# Does the determination of the ergodicity of a signal force any changes in methodology?

In mathematics, the term ergodic is used to describe a dynamical system which, broadly speaking, has the same behavior averaged over time as averaged over space. -from wikipedia

From the perspective of engineering a signal processing system, does knowing whether a signal is ergodic change the plan of attack for analyzing the signals? I've always found this a fascinating concept, but I don't really know what do do with it once the determination is made. What analysis methods would be more pertinent knowing this information?

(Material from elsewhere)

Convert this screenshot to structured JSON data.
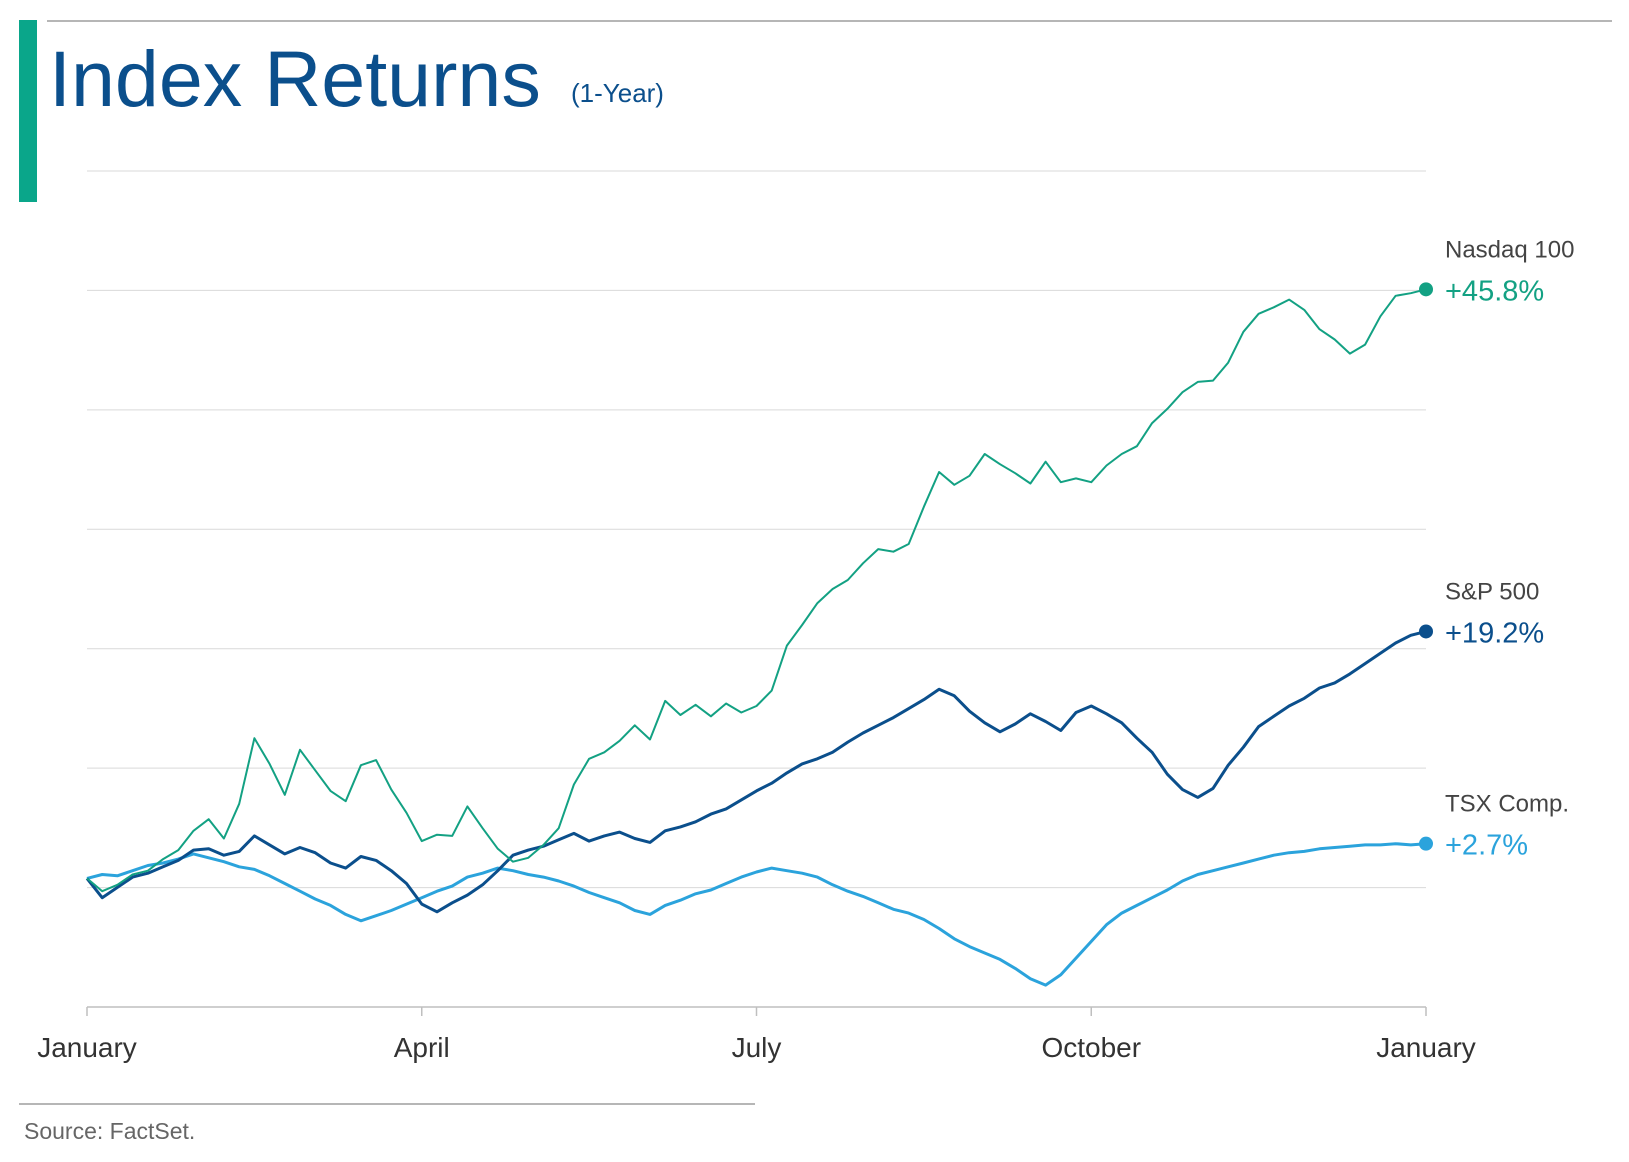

The concept of space as used in the statement ascribed to Wikipedia is presumably that of the ensemble of all possible signals, not space as in "Space: the final frontier...". In the absence of parallel universes in which different signals from the ensemble can be observed simultaneously, it is rare for engineers to determine that a signal is ergodic by comparing time averages to ensemble averages. More commonly, signals are assumed to be ergodic so that the values of time averages can be used as estimates of ensemble averages. For example, an engineer takes $1000$ samples of a stochastic signal and plots a histogram of values. This looks vaguely bell-shaped and so the signal is modeled as a Gaussian random process whose mean is the mean of the $1000$ samples etc. Ultimately, the proof of the pudding is in the eating. If this Gaussian model leads to predictions that differ wildly from observed results, the assumption of ergodicity might be discarded, or maybe $10,000$ samples, or $100,000$ samples might be tried (for example, predicting traffic at $5:30$ pm based on observations of traffic between $2:00$ am and $3:00$ am is rarely accurate, but observations over several weeks might lead to a better model).